By Kirk Petersen
The Rt. Rev. Charles Edward Jenkins III, whose life and episcopacy were transformed by one of the worst natural disasters in American history, died of pancreatic cancer on April 9 at the age of 69.
Jenkins, a conservative who advocated against dividing the Episcopal Church, was the X Bishop of Louisiana in 2005 when Hurricane Katrina destroyed his home and much of New Orleans. In reporting his death, the local NOLA.com website wrote:
Safely evacuated but alone in Baton Rouge, he saw televised images of thousands of suffering New Orleanians, mostly Black people, stranded for the better part of a week at the Ernest N. Morial Convention Center.

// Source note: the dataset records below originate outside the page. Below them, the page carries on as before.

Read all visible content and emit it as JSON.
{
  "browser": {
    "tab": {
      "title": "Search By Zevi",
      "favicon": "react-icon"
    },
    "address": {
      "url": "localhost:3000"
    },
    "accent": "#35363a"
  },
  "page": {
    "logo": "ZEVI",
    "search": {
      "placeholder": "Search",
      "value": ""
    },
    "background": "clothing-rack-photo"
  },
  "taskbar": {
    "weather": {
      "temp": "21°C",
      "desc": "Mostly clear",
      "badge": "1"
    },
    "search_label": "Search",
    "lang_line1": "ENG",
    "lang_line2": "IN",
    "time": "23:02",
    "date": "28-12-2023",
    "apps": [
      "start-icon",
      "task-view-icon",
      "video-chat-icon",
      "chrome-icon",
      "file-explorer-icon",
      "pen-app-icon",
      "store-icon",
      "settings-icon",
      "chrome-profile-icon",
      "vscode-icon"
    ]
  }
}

The sight of their misery almost broke him, he said later. It compelled Jenkins, a white man in a majority-white church, to face systemic racial and economic inequities that he had seen in New Orleans but not appreciated. As national relief money poured in, Jenkins launched ministries that put the Louisiana diocese into new work such as building houses, running medical clinics and forging new relationships with African American neighborhoods and ministries.
Under his leadership, the diocese founded Jericho Road, a nonprofit homebuilder that has built or rehabilitated hundreds of homes in low-income neighborhoods in New Orleans and vicinity.
Bishop Jenkins was later diagnosed with post-traumatic stress disorder related to the hurricane, and cited this when announcing in 2008 that he would step down at the end of 2009.
In a TLC article about his unsuccessful candidacy for presiding bishop in 2006, Jenkins said “We all saw that what existed in New Orleans prior to Katrina was far off the mark of God’s will for creation. Therefore, the church in Louisiana is about the work of transformation. We are trying to give opportunity for the betterment of lives and the building of a better New Orleans that respects the dignity of every human being.”
Jenkins was a traditionalist on issues of sexuality, and in 2003 voted against consecration of Gene Robinson as the first openly gay bishop. But he also worked with more liberal bishops at a pivotal meeting in 2007 to try to defuse the potential for dividing the Church.
E. Mark Stevenson, currently the presiding bishop’s canon for ministry within the Episcopal Church, served as canon to the ordinary for Bishop Jenkins. He called Jenkins “one of the greatest men I have ever known” in a Facebook post:
He had an ability to think and act strategically in the face of personal or systemic anxiety that is far too rare in these days. He became a champion for the oppressed, a crusader for justice, and a seeker of the Beloved Community. He was prayerful to the depths of his being. He was, and is, a child of the Living God.
Jenkins was a 1976 graduate of Nashotah House seminary, and was ordained by the man he would later succeed as Bishop of Louisiana, the Rt. Rev. James Brown. He was elected bishop coadjutor in 1997, and became bishop diocesan upon Brown’s retirement in March 1998.